Вижу восход несчастливой луны.

Вижу, грядут несчастья.

Джон Фогерти.
Восход несчастливой луны
(Creedence Clearwater Revival)

…Она бежала, превозмогая боль в легких. Оцарапала руку, пытаясь ухватиться за забор, слизала кровь и, спотыкаясь, продолжила путь по тропинке к лесу. За спиной раздавались крики: «Хватай ее! Черт возьми, мы должны до нее добраться!» Доносились мужские голоса, ругань, но никто не видел, как она перепрыгнула через забор. Теперь они могли догнать ее только на автомобиле, но он не проедет ни по этой тропинке, ни в лесу, куда она направлялась.

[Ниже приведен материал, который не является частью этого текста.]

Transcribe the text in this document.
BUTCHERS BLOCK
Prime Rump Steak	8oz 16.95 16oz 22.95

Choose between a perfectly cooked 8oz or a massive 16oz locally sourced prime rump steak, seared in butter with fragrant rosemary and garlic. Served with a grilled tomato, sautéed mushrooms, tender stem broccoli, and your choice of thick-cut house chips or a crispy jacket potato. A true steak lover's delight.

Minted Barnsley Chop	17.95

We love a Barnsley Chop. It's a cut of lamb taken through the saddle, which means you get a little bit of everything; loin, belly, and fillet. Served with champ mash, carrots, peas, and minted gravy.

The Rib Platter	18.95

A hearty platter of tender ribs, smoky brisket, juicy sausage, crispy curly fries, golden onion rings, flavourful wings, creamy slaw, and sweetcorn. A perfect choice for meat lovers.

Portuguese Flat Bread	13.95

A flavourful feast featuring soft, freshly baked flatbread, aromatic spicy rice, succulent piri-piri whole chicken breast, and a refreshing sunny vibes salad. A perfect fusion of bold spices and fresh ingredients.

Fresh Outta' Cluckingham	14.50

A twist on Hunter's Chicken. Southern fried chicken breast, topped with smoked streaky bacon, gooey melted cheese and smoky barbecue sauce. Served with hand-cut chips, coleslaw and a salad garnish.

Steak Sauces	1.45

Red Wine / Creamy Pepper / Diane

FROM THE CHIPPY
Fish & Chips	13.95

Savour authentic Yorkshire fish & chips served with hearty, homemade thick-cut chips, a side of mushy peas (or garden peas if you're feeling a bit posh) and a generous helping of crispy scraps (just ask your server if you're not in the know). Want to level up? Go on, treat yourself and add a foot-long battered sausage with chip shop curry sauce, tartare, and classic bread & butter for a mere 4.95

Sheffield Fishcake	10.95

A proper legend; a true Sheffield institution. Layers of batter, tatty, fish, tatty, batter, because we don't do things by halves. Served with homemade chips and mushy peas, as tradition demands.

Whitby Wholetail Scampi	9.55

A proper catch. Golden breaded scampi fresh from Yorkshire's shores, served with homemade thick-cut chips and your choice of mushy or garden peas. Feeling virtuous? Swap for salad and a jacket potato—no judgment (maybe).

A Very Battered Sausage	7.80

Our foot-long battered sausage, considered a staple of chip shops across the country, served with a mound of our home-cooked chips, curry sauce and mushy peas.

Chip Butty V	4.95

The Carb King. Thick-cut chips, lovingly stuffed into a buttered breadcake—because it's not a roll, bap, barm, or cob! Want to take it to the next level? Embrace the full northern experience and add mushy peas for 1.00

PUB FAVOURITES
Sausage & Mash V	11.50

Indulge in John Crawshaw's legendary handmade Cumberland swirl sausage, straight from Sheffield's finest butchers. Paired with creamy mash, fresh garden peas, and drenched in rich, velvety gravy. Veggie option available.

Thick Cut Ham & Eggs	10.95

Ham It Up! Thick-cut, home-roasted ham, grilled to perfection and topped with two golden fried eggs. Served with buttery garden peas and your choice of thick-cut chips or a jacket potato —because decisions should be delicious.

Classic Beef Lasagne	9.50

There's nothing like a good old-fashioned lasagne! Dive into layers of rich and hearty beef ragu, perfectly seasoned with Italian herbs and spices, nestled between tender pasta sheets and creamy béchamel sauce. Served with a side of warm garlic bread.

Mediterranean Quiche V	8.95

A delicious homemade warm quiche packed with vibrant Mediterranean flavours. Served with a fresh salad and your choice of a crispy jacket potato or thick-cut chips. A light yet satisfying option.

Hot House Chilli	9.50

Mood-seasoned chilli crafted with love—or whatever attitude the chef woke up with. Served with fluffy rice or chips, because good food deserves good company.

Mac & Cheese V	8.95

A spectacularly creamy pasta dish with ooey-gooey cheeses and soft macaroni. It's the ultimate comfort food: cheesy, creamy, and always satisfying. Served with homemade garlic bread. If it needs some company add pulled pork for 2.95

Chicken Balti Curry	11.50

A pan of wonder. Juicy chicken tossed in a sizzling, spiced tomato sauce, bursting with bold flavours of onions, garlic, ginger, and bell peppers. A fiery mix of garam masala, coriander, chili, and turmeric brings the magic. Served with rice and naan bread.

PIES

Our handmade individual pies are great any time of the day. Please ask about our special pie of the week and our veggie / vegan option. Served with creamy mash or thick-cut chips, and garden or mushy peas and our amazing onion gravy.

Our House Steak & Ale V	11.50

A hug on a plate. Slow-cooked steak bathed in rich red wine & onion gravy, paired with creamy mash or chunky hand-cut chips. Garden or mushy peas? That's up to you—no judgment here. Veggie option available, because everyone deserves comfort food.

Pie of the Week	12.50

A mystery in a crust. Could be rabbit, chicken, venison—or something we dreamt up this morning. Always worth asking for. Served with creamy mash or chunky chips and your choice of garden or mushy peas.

А это означало, что она выиграет время… Лес она знала хорошо. По щекам хлестали ветки, но она этого не замечала. Бросилась на землю и отползла в заросли. Потом поднялась на ноги и прислушалась: ни голосов, ни шагов, ни шума мотора. Ничего, кроме собственного дыхания, отчаянно колотящегося сердца и обычных лесных звуков, к которым она привыкла. Она не боялась ни темноты, ни пугающе громкого в ночи треска веток, ни уханья совы, ни хлопанья птичьих крыльев. Похоже, лес боялся ее больше, чем она его. Убедившись, что ее никто не преследует, она вздохнула и побежала, все быстрее и быстрее. Не то чтобы она надеялась встретить там того, кто бы мог ее защитить. Просто знала: люди, которые хотят ее поймать, очень опасны.

I

Воскресенье, вечер

Сны коварны.

Когда снится что-то хорошее, например жаркие объятия или куча денег, которую ты должен получить, обязательно проснешься, не успев достигнуть цели, или забредешь в какой-нибудь тупик, если это не одно и то же, — в этом можно не сомневаться.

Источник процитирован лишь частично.